Corinne Bermon and Paul Bachand at UMass Boston commencement, 2015.

Like Melton, Corinne Bermon earned a BA from UMass Boston (2009) and, after earning an MA in American Studies from UMass Boston (2015), she returned for graduate studies in history and archives. Her fascination with Progressive Era women’s social activism led her to write a thesis for (her degree in American Studies) that explored Rose Standish Nichols’ work in Boston and transnationally for the women’s peace movement of the early 20th century. For her extensive thesis research, Bermon was awarded the 2015 American Studies Book Prize. While writing her thesis, she enrolled in an archives class and developed a passion for archival work. Her work on a co-designed digital project, “Metropolitan Council for Educational Opportunity (METCO): Solving Racial Imbalance in Boston Public Schools,” led to a temporary position at the Northeastern University Archives. In 2016, earning an MA in History, specializing in Archives, she was awarded a graduate assistantship. While completing her coursework, she currently works in the University Archives and Special Collections at UMass Boston and interns at the John F. Kennedy Presidential Library and Museum.

Corinne Bermon working at the National Park Services archives in Boston.

Corinne Bermon working at the National Park Services archives in Boston.

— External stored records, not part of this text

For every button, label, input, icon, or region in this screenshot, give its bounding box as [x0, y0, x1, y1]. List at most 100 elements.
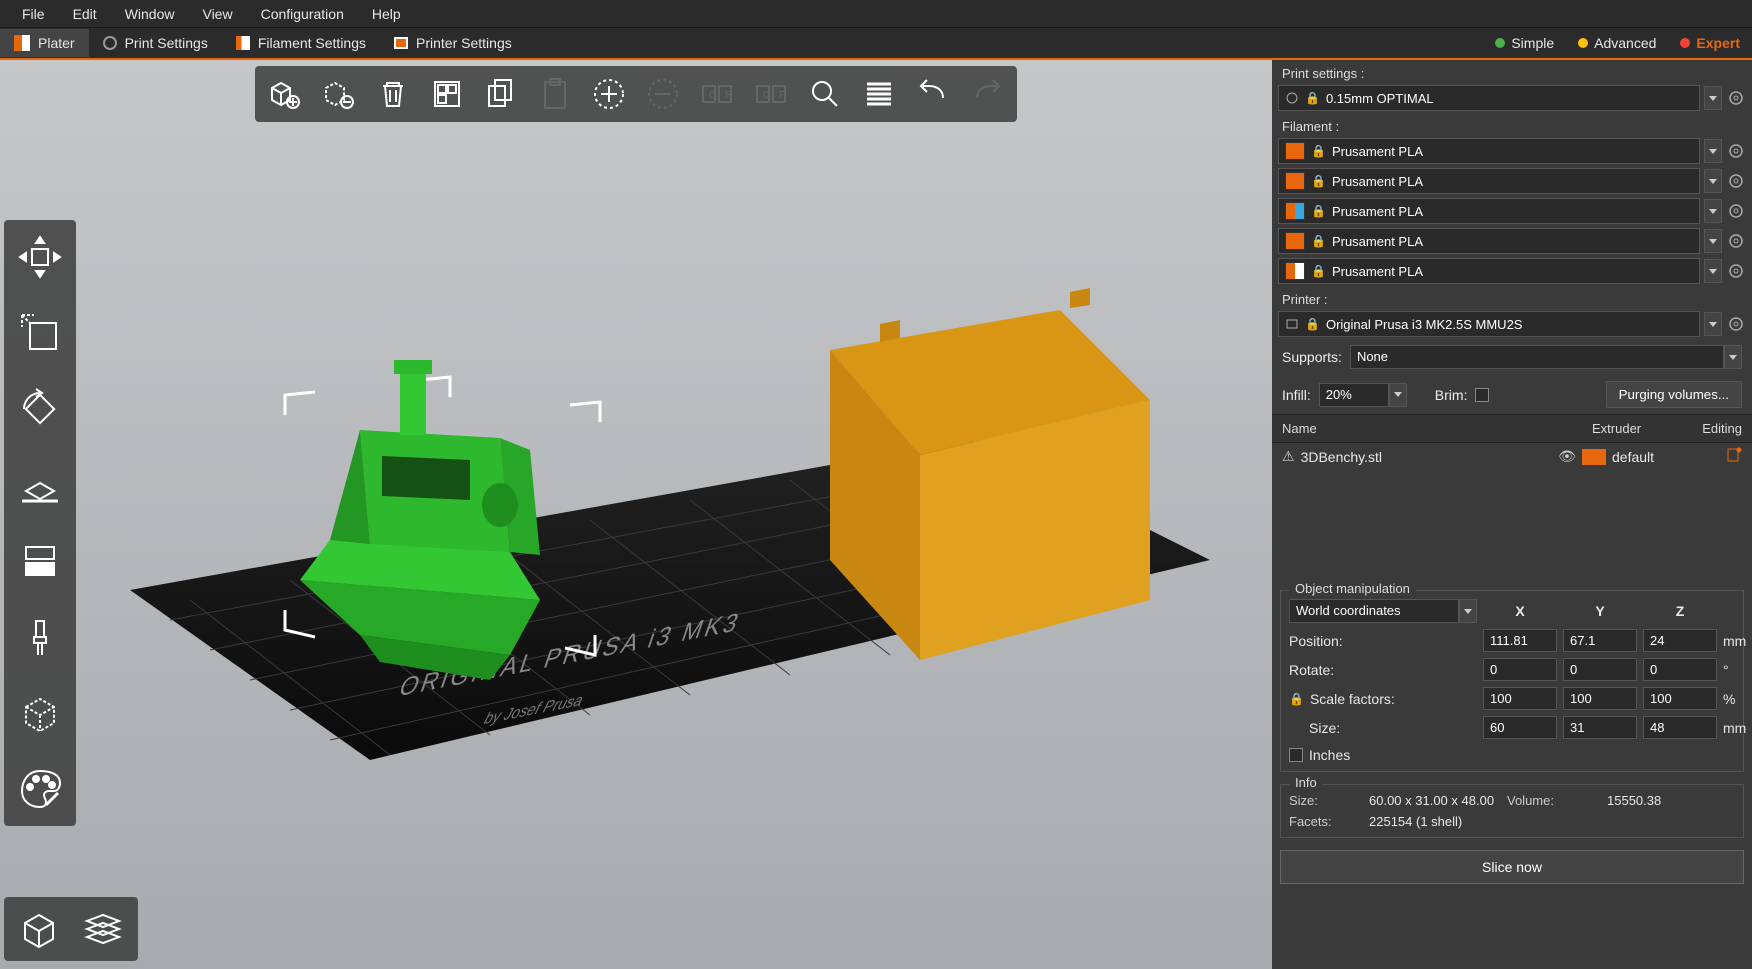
- print-preset-dropdown[interactable]: 🔒 0.15mm OPTIMAL: [1278, 85, 1700, 111]
- add-object-button[interactable]: [261, 72, 309, 116]
- cut-tool[interactable]: [13, 534, 67, 588]
- mode-simple[interactable]: Simple: [1483, 31, 1566, 55]
- view-3d-button[interactable]: [10, 903, 68, 955]
- print-preset-settings-button[interactable]: [1726, 88, 1746, 108]
- purging-volumes-button[interactable]: Purging volumes...: [1606, 381, 1742, 408]
- position-z-input[interactable]: [1643, 629, 1717, 652]
- tab-plater[interactable]: Plater: [0, 29, 89, 57]
- remove-object-button[interactable]: [315, 72, 363, 116]
- position-y-input[interactable]: [1563, 629, 1637, 652]
- tab-bar: Plater Print Settings Filament Settings …: [0, 28, 1752, 60]
- object-row[interactable]: ⚠ 3DBenchy.stl 👁 default: [1272, 443, 1752, 470]
- menu-bar: File Edit Window View Configuration Help: [0, 0, 1752, 28]
- scale-lock-icon[interactable]: 🔒: [1289, 692, 1304, 706]
- filament-swatch-icon: [1285, 262, 1305, 280]
- info-size-label: Size:: [1289, 793, 1359, 808]
- menu-window[interactable]: Window: [111, 2, 189, 26]
- tab-printer-settings[interactable]: Printer Settings: [380, 29, 526, 57]
- arrange-button[interactable]: [423, 72, 471, 116]
- remove-instance-button[interactable]: [639, 72, 687, 116]
- rotate-z-input[interactable]: [1643, 658, 1717, 681]
- search-button[interactable]: [801, 72, 849, 116]
- tab-filament-settings[interactable]: Filament Settings: [222, 29, 380, 57]
- hollow-tool[interactable]: [13, 686, 67, 740]
- filament-swatch-icon: [1285, 232, 1305, 250]
- dropdown-arrow-icon[interactable]: [1704, 139, 1722, 163]
- tab-print-settings[interactable]: Print Settings: [89, 29, 222, 57]
- menu-configuration[interactable]: Configuration: [247, 2, 358, 26]
- menu-file[interactable]: File: [8, 2, 59, 26]
- menu-help[interactable]: Help: [358, 2, 415, 26]
- undo-button[interactable]: [909, 72, 957, 116]
- dropdown-arrow-icon[interactable]: [1724, 345, 1742, 369]
- view-layers-button[interactable]: [74, 903, 132, 955]
- filament-dropdown-1[interactable]: 🔒 Prusament PLA: [1278, 168, 1700, 194]
- dropdown-arrow-icon[interactable]: [1389, 383, 1407, 407]
- filament-dropdown-2[interactable]: 🔒 Prusament PLA: [1278, 198, 1700, 224]
- inches-checkbox[interactable]: [1289, 748, 1303, 762]
- printer-preset-dropdown[interactable]: 🔒 Original Prusa i3 MK2.5S MMU2S: [1278, 311, 1700, 337]
- mode-expert[interactable]: Expert: [1668, 31, 1752, 55]
- menu-edit[interactable]: Edit: [59, 2, 111, 26]
- redo-button[interactable]: [963, 72, 1011, 116]
- gear-icon: [1285, 91, 1299, 105]
- paint-tool[interactable]: [13, 610, 67, 664]
- size-y-input[interactable]: [1563, 716, 1637, 739]
- filament-dropdown-3[interactable]: 🔒 Prusament PLA: [1278, 228, 1700, 254]
- paste-button[interactable]: [531, 72, 579, 116]
- brim-checkbox[interactable]: [1475, 388, 1489, 402]
- size-x-input[interactable]: [1483, 716, 1557, 739]
- dropdown-arrow-icon[interactable]: [1704, 86, 1722, 110]
- filament-dropdown-0[interactable]: 🔒 Prusament PLA: [1278, 138, 1700, 164]
- split-parts-button[interactable]: OP: [747, 72, 795, 116]
- object-header-name: Name: [1272, 415, 1582, 442]
- infill-select[interactable]: 20%: [1319, 383, 1389, 407]
- menu-view[interactable]: View: [188, 2, 246, 26]
- supports-select[interactable]: None: [1350, 345, 1724, 369]
- filament-settings-button-3[interactable]: [1726, 231, 1746, 251]
- visibility-icon[interactable]: 👁: [1558, 448, 1576, 464]
- filament-settings-button-2[interactable]: [1726, 201, 1746, 221]
- mode-expert-label: Expert: [1696, 35, 1740, 51]
- dropdown-arrow-icon[interactable]: [1704, 169, 1722, 193]
- scale-x-input[interactable]: [1483, 687, 1557, 710]
- coordinate-mode-select[interactable]: World coordinates: [1289, 599, 1459, 623]
- mode-simple-label: Simple: [1511, 35, 1554, 51]
- dropdown-arrow-icon[interactable]: [1704, 259, 1722, 283]
- scale-tool[interactable]: [13, 306, 67, 360]
- rotate-x-input[interactable]: [1483, 658, 1557, 681]
- copy-button[interactable]: [477, 72, 525, 116]
- rotate-y-input[interactable]: [1563, 658, 1637, 681]
- viewport[interactable]: ORIGINAL PRUSA i3 MK3 by Josef Prusa: [0, 60, 1272, 969]
- lock-icon: 🔒: [1311, 234, 1326, 248]
- scale-z-input[interactable]: [1643, 687, 1717, 710]
- position-x-input[interactable]: [1483, 629, 1557, 652]
- edit-icon[interactable]: [1726, 447, 1742, 466]
- dropdown-arrow-icon[interactable]: [1704, 199, 1722, 223]
- move-tool[interactable]: [13, 230, 67, 284]
- filament-settings-button-1[interactable]: [1726, 171, 1746, 191]
- extruder-swatch[interactable]: [1582, 449, 1606, 465]
- color-paint-tool[interactable]: [13, 762, 67, 816]
- flatten-tool[interactable]: [13, 458, 67, 512]
- dropdown-arrow-icon[interactable]: [1459, 599, 1477, 623]
- split-objects-button[interactable]: OP: [693, 72, 741, 116]
- scale-unit: %: [1723, 691, 1752, 707]
- size-z-input[interactable]: [1643, 716, 1717, 739]
- scale-y-input[interactable]: [1563, 687, 1637, 710]
- filament-dropdown-4[interactable]: 🔒 Prusament PLA: [1278, 258, 1700, 284]
- slice-now-button[interactable]: Slice now: [1280, 850, 1744, 884]
- dropdown-arrow-icon[interactable]: [1704, 312, 1722, 336]
- rotate-tool[interactable]: [13, 382, 67, 436]
- dropdown-arrow-icon[interactable]: [1704, 229, 1722, 253]
- dot-green-icon: [1495, 38, 1505, 48]
- printer-preset-settings-button[interactable]: [1726, 314, 1746, 334]
- layers-button[interactable]: [855, 72, 903, 116]
- lock-icon: 🔒: [1311, 264, 1326, 278]
- axis-y-label: Y: [1563, 603, 1637, 619]
- filament-settings-button-4[interactable]: [1726, 261, 1746, 281]
- add-instance-button[interactable]: [585, 72, 633, 116]
- delete-all-button[interactable]: [369, 72, 417, 116]
- mode-advanced[interactable]: Advanced: [1566, 31, 1668, 55]
- filament-settings-button-0[interactable]: [1726, 141, 1746, 161]
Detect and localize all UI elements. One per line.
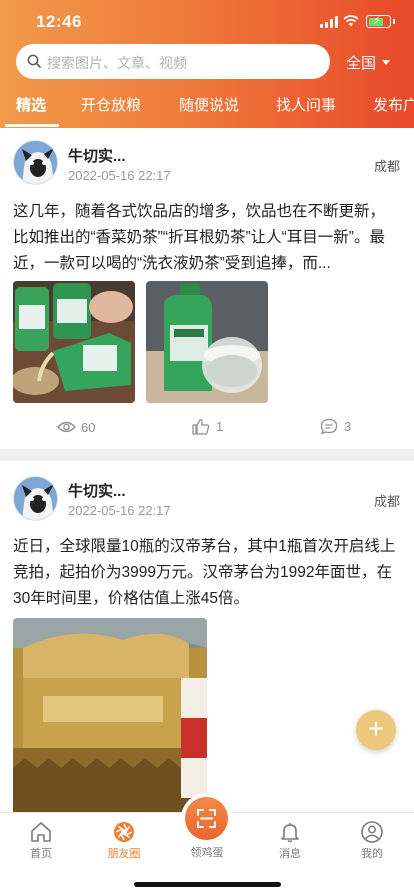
tabbar-moments-label: 朋友圈 [107, 848, 141, 860]
tab-jingxuan[interactable]: 精选 [16, 94, 46, 115]
tabbar-messages-label: 消息 [279, 848, 301, 860]
tab-suibianshuoshuo[interactable]: 随便说说 [179, 94, 239, 115]
post-city: 成都 [374, 494, 401, 509]
add-post-button[interactable]: + [356, 710, 396, 750]
author-name[interactable]: 牛切实... [68, 145, 126, 166]
tab-kaicangfangliang[interactable]: 开仓放粮 [81, 94, 141, 115]
post-text[interactable]: 近日，全球限量10瓶的汉帝茅台，其中1瓶首次开启线上竞拍，起拍价为3999万元。… [13, 534, 397, 612]
header: 12:46 ⚡ 搜索图片、文章、视频 全国 精选 开仓放粮 随便说说 找人问事 … [0, 0, 414, 128]
author-name[interactable]: 牛切实... [68, 480, 126, 501]
region-label: 全国 [346, 55, 377, 72]
home-indicator [134, 882, 281, 887]
home-icon [31, 822, 51, 842]
tabbar-messages[interactable]: 消息 [260, 813, 320, 863]
post-image[interactable] [146, 281, 268, 403]
cellular-signal-icon [320, 16, 338, 28]
eye-icon [57, 421, 76, 433]
status-bar: 12:46 ⚡ [0, 0, 414, 44]
bell-icon [281, 823, 299, 843]
tab-fabu[interactable]: 发布广 [373, 94, 414, 115]
post-image[interactable] [13, 618, 207, 812]
comment-button[interactable]: 3 [320, 418, 360, 436]
view-count: 60 [57, 419, 107, 437]
tabbar-get-eggs[interactable] [185, 797, 228, 840]
caret-down-icon [382, 60, 391, 65]
avatar[interactable] [13, 140, 58, 185]
tab-zhaorenwenshi[interactable]: 找人问事 [276, 94, 336, 115]
avatar[interactable] [13, 476, 58, 521]
post-card[interactable]: 牛切实... 2022-05-16 22:17 成都 近日，全球限量10瓶的汉帝… [0, 461, 414, 812]
post-card[interactable]: 牛切实... 2022-05-16 22:17 成都 这几年，随着各式饮品店的增… [0, 128, 414, 449]
search-icon [27, 54, 41, 68]
tabbar-get-eggs-label: 领鸡蛋 [190, 847, 224, 859]
plus-icon: + [367, 713, 385, 744]
thumbs-up-icon [192, 419, 210, 435]
active-tab-indicator [5, 124, 59, 127]
search-placeholder[interactable]: 搜索图片、文章、视频 [47, 53, 187, 73]
post-date: 2022-05-16 22:17 [68, 168, 171, 183]
like-button[interactable]: 1 [192, 418, 232, 436]
post-city: 成都 [374, 159, 401, 174]
tabbar-home[interactable]: 首页 [11, 813, 71, 863]
battery-icon: ⚡ [366, 15, 395, 28]
region-selector[interactable]: 全国 [346, 52, 391, 73]
tabbar-moments[interactable]: 朋友圈 [94, 813, 154, 863]
post-text[interactable]: 这几年，随着各式饮品店的增多，饮品也在不断更新，比如推出的“香菜奶茶”“折耳根奶… [13, 199, 397, 277]
comment-icon [320, 418, 338, 435]
views-value: 60 [81, 420, 96, 435]
post-image[interactable] [13, 281, 135, 403]
search-bar[interactable]: 搜索图片、文章、视频 [16, 44, 330, 79]
tabbar-home-label: 首页 [30, 848, 52, 860]
aperture-icon [114, 822, 134, 842]
category-tabs: 精选 开仓放粮 随便说说 找人问事 发布广 [0, 88, 414, 128]
tabbar-profile[interactable]: 我的 [342, 813, 402, 863]
tabbar-profile-label: 我的 [361, 848, 383, 860]
likes-value: 1 [216, 419, 224, 434]
post-date: 2022-05-16 22:17 [68, 503, 171, 518]
user-icon [361, 821, 383, 843]
status-time: 12:46 [36, 12, 82, 31]
scan-icon [197, 809, 216, 828]
wifi-icon [343, 15, 359, 27]
comments-value: 3 [344, 419, 352, 434]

Recently, Bermon completed an internship in archives with the National Park Service while volunteering at the South End Historical Society. Based on that experience, she is working on a capstone project that explores the lives and work of the Everetts, a middle class family who lived in the South End during the 1850s. Examining extensive correspondence between parents living in the South End with their son, who lived and worked in Calcutta, India, her project promises to provide new perspective into the development of Boston’s South End as well as the social dynamics of the family.  Bermon expects to graduate with an MA in History, with a concentration in Archives, in 2017.

Maureen Melton’s generosity in creating this scholarship dedicated to supporting archival studies makes it possible to reward these students for their commitment and hard work. Congratulations, Connor and Corinne!